Symptoms of Feline Thyroid Problems

There are two types of feline thyroid problems: hyperthyroidism and hypothyroidism. Though thyroid conditions are not as common as they are in dogs, they do occur, especially in older cats. Thyroid illnesses can be especially debilitating if left untreated because, as with humans, the thyroid gland controls hormones that regulate functions in many areas of the body, the most notable being metabolism.


Hypothyroidism is a gland disorder that slows down your cat's thyroid. While it isn't fatal, it can affect their quality of life. Cats can't inherit hypothyroidism like dogs. It is usually developed by injury to the thyroid gland, treatment for hyperthyroidism or a thyroid tumor if your cat's diet is low in iodine, which is rare since most cat foods contain sufficient levels of iodine.

A cat with hypothyroidism will have a sudden weight gain, a dull dry coat and lethargy or listlessness. It will appear as if your cat is depressed since his energy will be greatly reduced.

If you see these symptoms, ask your veterinarian for a complete T-4 blood panel. Hypothyroidism is easily treated with soloxine.


Hyperthyroidism is much more common in cats, occuring when the thyroid gland enlarges and produces excess amounts of thyroid hormones. This is usually caused by a tumor on the thyroid gland, which is usually benign but may be malignant.

Symptoms for hyperthyroidism include increased appetite, unexplained weight loss, irritability, nervousness, frequent vomiting, diarrhea, excessive thirst, weakness, lethargy and unhealthy coat appearance.

Hyperthyroidism can also lead to more serious problems, especially if left untreated. Excess thyroid hormones can cause, or worsen, kidney disease, heart disease, dental disease, sugar diabetes and hypertension, which can lead to blindness.

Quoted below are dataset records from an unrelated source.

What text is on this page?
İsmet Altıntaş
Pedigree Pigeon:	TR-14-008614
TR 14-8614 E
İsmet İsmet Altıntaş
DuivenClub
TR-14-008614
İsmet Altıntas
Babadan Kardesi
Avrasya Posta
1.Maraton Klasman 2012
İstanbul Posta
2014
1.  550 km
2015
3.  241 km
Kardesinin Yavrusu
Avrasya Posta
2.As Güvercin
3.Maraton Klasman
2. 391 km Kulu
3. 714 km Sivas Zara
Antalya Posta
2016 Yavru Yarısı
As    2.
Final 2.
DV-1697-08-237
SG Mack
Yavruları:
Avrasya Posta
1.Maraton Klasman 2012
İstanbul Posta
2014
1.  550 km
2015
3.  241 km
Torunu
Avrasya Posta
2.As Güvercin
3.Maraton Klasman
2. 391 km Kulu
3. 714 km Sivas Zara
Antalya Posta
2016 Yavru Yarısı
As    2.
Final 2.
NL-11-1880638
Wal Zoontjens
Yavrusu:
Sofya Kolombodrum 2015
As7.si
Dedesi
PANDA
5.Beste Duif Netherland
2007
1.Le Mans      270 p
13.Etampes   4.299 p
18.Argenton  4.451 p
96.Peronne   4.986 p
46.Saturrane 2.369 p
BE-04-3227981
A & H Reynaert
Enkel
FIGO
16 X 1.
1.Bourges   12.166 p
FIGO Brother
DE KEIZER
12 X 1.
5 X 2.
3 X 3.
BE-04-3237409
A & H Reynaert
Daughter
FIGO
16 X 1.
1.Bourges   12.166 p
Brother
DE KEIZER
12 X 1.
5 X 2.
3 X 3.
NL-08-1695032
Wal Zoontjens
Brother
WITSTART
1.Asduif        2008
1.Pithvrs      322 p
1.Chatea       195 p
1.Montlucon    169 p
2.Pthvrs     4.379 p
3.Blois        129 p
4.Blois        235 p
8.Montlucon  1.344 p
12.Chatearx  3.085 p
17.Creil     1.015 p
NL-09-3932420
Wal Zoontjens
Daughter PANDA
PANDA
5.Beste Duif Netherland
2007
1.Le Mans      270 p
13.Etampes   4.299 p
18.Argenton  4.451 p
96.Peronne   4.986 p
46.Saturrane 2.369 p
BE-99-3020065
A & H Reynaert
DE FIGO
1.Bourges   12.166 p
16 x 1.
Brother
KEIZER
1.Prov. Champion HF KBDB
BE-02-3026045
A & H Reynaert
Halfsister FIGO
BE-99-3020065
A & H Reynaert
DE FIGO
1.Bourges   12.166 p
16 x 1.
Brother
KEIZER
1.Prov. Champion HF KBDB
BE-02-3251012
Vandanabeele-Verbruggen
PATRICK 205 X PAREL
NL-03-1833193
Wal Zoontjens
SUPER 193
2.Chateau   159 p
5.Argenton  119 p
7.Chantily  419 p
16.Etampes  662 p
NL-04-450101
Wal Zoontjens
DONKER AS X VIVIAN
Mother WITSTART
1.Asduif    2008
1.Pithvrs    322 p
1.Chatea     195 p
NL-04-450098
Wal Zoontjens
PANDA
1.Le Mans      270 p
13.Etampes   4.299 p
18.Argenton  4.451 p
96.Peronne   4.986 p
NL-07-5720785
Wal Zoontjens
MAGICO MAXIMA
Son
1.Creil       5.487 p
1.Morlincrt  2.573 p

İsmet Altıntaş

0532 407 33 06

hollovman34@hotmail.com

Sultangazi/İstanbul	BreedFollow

While a physical exam might reveal hyperthyroidism if a lump is discovered, a T-4 blood panel is often required. Since hyperthyroidism can mimic many other diseases, it can be difficult to diagnose.

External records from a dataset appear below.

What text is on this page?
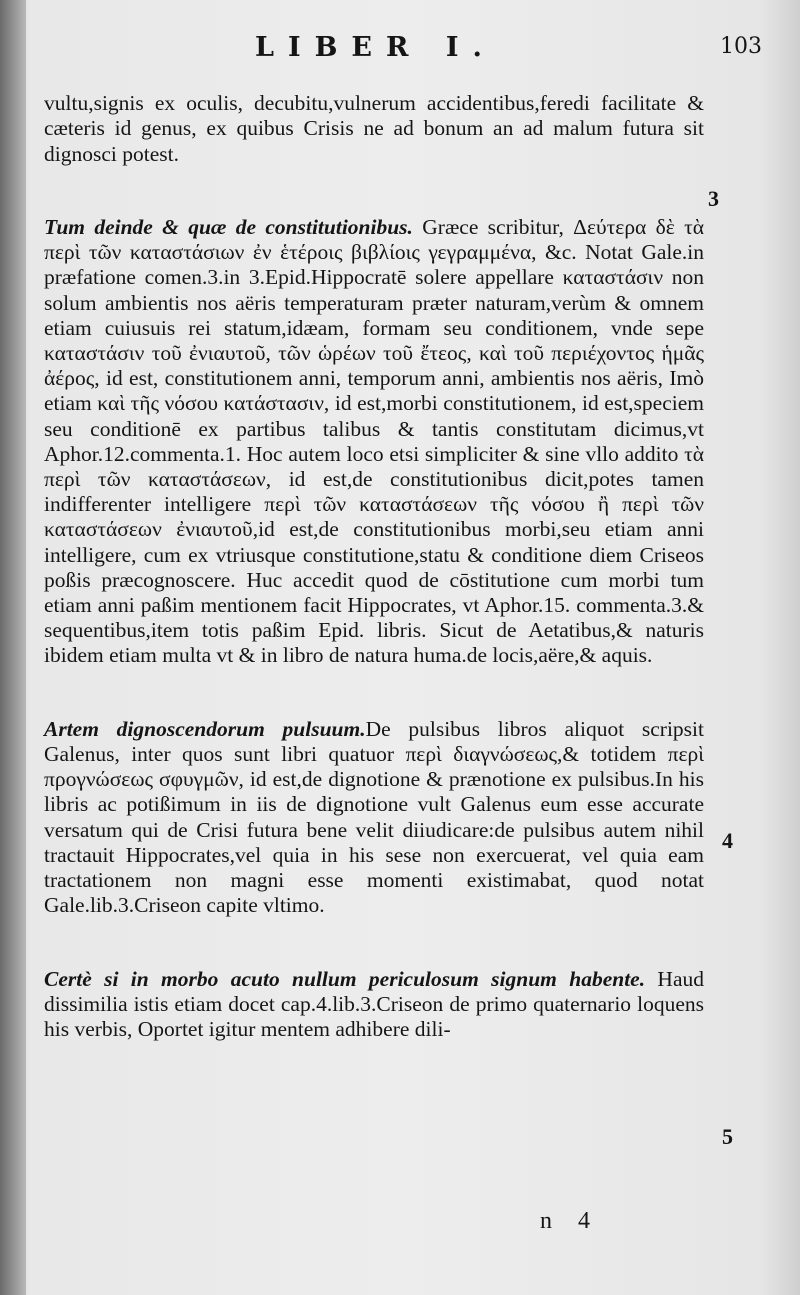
LIBER I.	103

vultu,signis ex oculis, decubitu,vulnerum accidentibus,feredi facilitate & cæteris id genus, ex quibus Crisis ne ad bonum an ad malum futura sit dignosci potest.

Tum deinde & quæ de constitutionibus. Græce scribitur, Δεύτερα δὲ τὰ περὶ τῶν καταστάσιων ἐν ἑτέροις βιβλίοις γεγραμμένα, &c. Notat Gale.in præfatione comen.3.in 3.Epid.Hippocratē solere appellare καταστάσιν non solum ambientis nos aëris temperaturam præter naturam,verùm & omnem etiam cuiusuis rei statum,idæam, formam seu conditionem, vnde sepe καταστάσιν τοῦ ἐνιαυτοῦ, τῶν ὡρέων τοῦ ἔτεος, καὶ τοῦ περιέχοντος ἡμᾶς ἀέρος, id est, constitutionem anni, temporum anni, ambientis nos aëris, Imò etiam καὶ τῆς νόσου κατάστασιν, id est,morbi constitutionem, id est,speciem seu conditionē ex partibus talibus & tantis constitutam dicimus,vt Aphor.12.commenta.1. Hoc autem loco etsi simpliciter & sine vllo addito τὰ περὶ τῶν καταστάσεων, id est,de constitutionibus dicit,potes tamen indifferenter intelligere περὶ τῶν καταστάσεων τῆς νόσου ἢ περὶ τῶν καταστάσεων ἐνιαυτοῦ,id est,de constitutionibus morbi,seu etiam anni intelligere, cum ex vtriusque constitutione,statu & conditione diem Criseos poßis præcognoscere. Huc accedit quod de cōstitutione cum morbi tum etiam anni paßim mentionem facit Hippocrates, vt Aphor.15. commenta.3.& sequentibus,item totis paßim Epid. libris. Sicut de Aetatibus,& naturis ibidem etiam multa vt & in libro de natura huma.de locis,aëre,& aquis.

Artem dignoscendorum pulsuum.De pulsibus libros aliquot scripsit Galenus, inter quos sunt libri quatuor περὶ διαγνώσεως,& totidem περὶ προγνώσεως σφυγμῶν, id est,de dignotione & prænotione ex pulsibus.In his libris ac potißimum in iis de dignotione vult Galenus eum esse accurate versatum qui de Crisi futura bene velit diiudicare:de pulsibus autem nihil tractauit Hippocrates,vel quia in his sese non exercuerat, vel quia eam tractationem non magni esse momenti existimabat, quod notat Gale.lib.3.Criseon capite vltimo.

Certè si in morbo acuto nullum periculosum signum habente. Haud dissimilia istis etiam docet cap.4.lib.3.Criseon de primo quaternario loquens his verbis, Oportet igitur mentem adhibere dili-

3
4
5
n 4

Treatment of hyperthyroidism can be more invasive because surgery is sometimes required. It can also be treated with medication or radioiodine treatment.

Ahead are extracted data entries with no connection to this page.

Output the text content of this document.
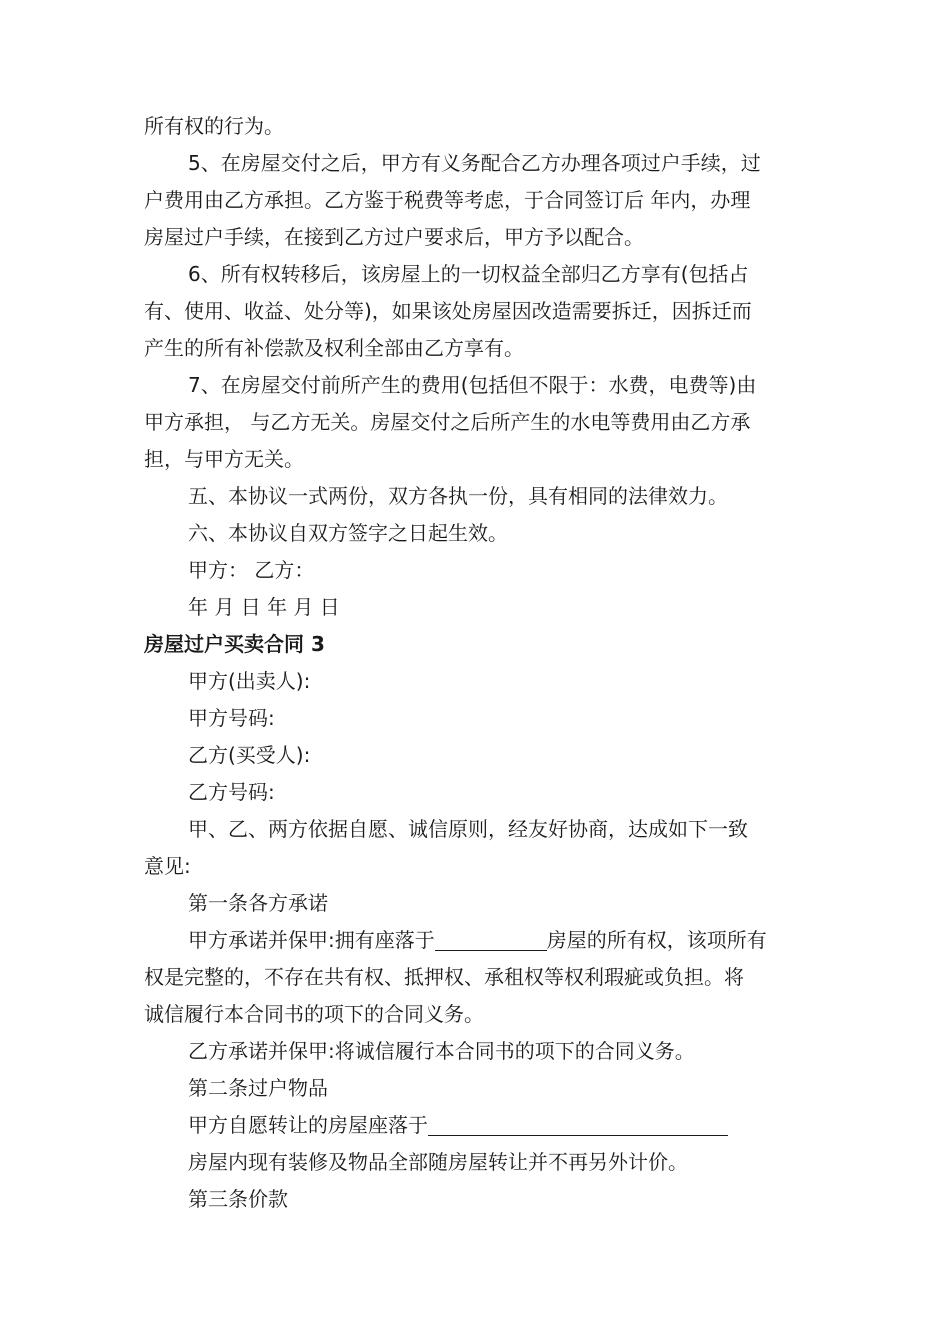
所有权的行为。
5、在房屋交付之后，甲方有义务配合乙方办理各项过户手续，过
户费用由乙方承担。乙方鉴于税费等考虑，于合同签订后 年内，办理
房屋过户手续，在接到乙方过户要求后，甲方予以配合。
6、所有权转移后，该房屋上的一切权益全部归乙方享有(包括占
有、使用、收益、处分等)，如果该处房屋因改造需要拆迁，因拆迁而
产生的所有补偿款及权利全部由乙方享有。
7、在房屋交付前所产生的费用(包括但不限于：水费，电费等)由
甲方承担， 与乙方无关。房屋交付之后所产生的水电等费用由乙方承
担，与甲方无关。
五、本协议一式两份，双方各执一份，具有相同的法律效力。
六、本协议自双方签字之日起生效。
甲方： 乙方：
年 月 日 年 月 日
房屋过户买卖合同 3
甲方(出卖人):
甲方号码:
乙方(买受人):
乙方号码:
甲、乙、两方依据自愿、诚信原则，经友好协商，达成如下一致
意见:
第一条各方承诺
甲方承诺并保甲:拥有座落于	房屋的所有权，该项所有
权是完整的，不存在共有权、抵押权、承租权等权利瑕疵或负担。将
诚信履行本合同书的项下的合同义务。
乙方承诺并保甲:将诚信履行本合同书的项下的合同义务。
第二条过户物品
甲方自愿转让的房屋座落于
房屋内现有装修及物品全部随房屋转让并不再另外计价。
第三条价款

Though young cats can be affected by thyroid problems, they are most common in older cats. If your cat is 8 years or older, he should be screened for thyroid problems each year during his annual exam.

While thyroid problems are usually easy to treat, they can affect your cat's quality of life if left untreated and, in the case of hyperthyroidism, lead to much serious problems. If you have noticed extreme weight changes associated with other healthy problems and an unhealthy appearance in your cat, ask your veterinarian for a blood panel.